Companies like Warner and ourselves may have a better ability to translate those different experiences,” says Matt Carroll. But I think we want to be good at what we do and if others follow that’s up to them.”

And it’s not just about capitalising on existing IP either. Current chart hit Turok, while based on a well-known gaming franchise, is a sure sign that Disney wants to be a major part of the ‘core’ space too.

We want to create games that appeal to as broad a demographic as possible,” says Carroll. But it’s absolutely true that Turok is aimed at the traditional audience. I think we had lots of expectations for the title but the proof is when it comes out – it’s very gratifying for us to have done well with it because we’ve worked very, very hard on that project for many, many years.”

Another key point of difference for Disney is the audience buying family-focused titles. These people are not your day-one, hardcore games buyer, and should be treated that way, says Carroll.

Many publishers are very front-list focused – there isn’t a lot of time spent on their backlist. For us, it is and will be very important, because of the target audiences we talk to and the brands we represent.

It’s a different way of doing business and it’s something that we want to work harder at. In particular, there’s a lot of attention given to next-gen and Nintendo at the moment, but we think there’s a lot to offer elsewhere and we’ve enjoyed a ten per cent market share on PS2. We’re looking to continue that growth all the time, so that’s the challenge for us this year.”
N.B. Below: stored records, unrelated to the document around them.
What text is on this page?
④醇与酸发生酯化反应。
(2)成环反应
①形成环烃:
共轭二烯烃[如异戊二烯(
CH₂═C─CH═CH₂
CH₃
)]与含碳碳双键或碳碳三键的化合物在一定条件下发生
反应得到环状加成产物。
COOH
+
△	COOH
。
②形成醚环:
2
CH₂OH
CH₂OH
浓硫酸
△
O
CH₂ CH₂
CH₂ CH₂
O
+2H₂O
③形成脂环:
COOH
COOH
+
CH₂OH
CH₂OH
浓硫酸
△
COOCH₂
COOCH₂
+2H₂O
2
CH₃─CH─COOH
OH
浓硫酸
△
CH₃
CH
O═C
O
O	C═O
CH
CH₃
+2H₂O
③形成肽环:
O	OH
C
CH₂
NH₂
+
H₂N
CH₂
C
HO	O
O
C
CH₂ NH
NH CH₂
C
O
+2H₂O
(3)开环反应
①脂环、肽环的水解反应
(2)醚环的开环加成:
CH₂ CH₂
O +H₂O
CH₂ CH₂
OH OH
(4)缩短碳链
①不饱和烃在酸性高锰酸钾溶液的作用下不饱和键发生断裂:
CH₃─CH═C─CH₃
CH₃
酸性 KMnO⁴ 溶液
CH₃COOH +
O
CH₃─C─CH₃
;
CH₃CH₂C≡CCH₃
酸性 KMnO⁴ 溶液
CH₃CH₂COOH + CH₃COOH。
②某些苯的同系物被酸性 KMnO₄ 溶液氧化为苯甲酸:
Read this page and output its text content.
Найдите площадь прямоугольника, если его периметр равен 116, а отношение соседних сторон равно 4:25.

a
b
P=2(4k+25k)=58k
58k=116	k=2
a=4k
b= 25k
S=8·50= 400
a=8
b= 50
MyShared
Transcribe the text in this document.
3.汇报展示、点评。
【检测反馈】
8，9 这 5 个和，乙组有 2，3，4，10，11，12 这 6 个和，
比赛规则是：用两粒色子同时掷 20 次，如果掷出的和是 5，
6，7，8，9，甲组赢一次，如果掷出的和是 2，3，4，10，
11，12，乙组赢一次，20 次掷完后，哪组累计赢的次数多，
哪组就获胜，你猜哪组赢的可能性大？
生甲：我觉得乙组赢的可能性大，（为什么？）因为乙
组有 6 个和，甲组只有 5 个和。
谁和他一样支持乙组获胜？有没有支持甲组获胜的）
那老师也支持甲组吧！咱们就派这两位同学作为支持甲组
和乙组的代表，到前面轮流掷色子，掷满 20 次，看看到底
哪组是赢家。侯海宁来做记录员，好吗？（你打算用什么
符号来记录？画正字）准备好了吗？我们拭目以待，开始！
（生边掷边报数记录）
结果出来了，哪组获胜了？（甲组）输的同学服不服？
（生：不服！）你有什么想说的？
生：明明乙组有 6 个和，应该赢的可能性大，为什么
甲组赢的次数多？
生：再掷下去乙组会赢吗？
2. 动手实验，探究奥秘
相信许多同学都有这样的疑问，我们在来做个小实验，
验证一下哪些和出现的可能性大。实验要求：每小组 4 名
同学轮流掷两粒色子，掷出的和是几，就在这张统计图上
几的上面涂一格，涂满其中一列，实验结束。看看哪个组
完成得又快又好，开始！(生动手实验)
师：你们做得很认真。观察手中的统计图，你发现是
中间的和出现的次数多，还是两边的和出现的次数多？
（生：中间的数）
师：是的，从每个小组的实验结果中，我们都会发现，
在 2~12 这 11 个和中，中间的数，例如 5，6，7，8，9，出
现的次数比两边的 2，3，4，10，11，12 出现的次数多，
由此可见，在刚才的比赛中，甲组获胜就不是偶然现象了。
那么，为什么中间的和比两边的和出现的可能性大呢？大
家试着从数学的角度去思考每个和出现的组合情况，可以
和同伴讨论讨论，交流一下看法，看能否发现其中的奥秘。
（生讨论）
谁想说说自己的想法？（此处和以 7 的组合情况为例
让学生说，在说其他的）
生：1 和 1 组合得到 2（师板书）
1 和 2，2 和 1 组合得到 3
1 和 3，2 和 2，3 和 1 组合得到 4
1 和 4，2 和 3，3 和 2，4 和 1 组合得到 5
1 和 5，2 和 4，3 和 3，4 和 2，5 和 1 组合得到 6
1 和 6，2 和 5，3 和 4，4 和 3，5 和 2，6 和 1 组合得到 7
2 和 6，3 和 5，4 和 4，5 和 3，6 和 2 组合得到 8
This kind of approach is certainly different – and requires Disney’s trade partners to think differently too, says Carroll. Some retailers understand us better than others – I wouldn’t say we have everyone fully understanding the opportunity yet. Also the games category is still developing and merging.

The opportunity’s there this year, so I believe they should be allocating more resource to that department. I’m quite optimistic about ’08 but if we just accept where we were last quarter the market won’t develop as much as it should.”

So Disney’s success in this field is clear – but at the same time, it’s equally explicit that the publisher doesn’t want to just be known as ‘the High School Musical people’.

2007 was a year of tremendous growth for us – we’re entering our fourth year as a publisher,” continues Carroll. People will remember us at Christmas for High School Musical but the important thing to note is that it accounted for about half of our business during that quarter and only represented about a quarter of our business for the whole year.

We’ve got a really broad range of successful titles now and that sets us up really well for 2008. This year will shape up to be another year of tremendous growth in the breadth of our portfolio.”

It’s worth remembering that Disney as a games publisher is just four years old. With a division effectively in its infancy, every year has been a significant step toward its ambitious goals, says Carroll.

One of the big changes about 2007 in terms of our relationship with retailers is that people were aware of us but didn’t see us as a major driver of their business – that’s significantly changed now. In 2007 we were the number six publisher on DS and the number six publisher on PS2, so we make a really important contribution to retailers out there.

We’ve had lots of growth and change this year – we’ve a lot of new people that are very talented and are from some intertesting backgrounds. We’re still looking for more people and we’ll continue to add to that.”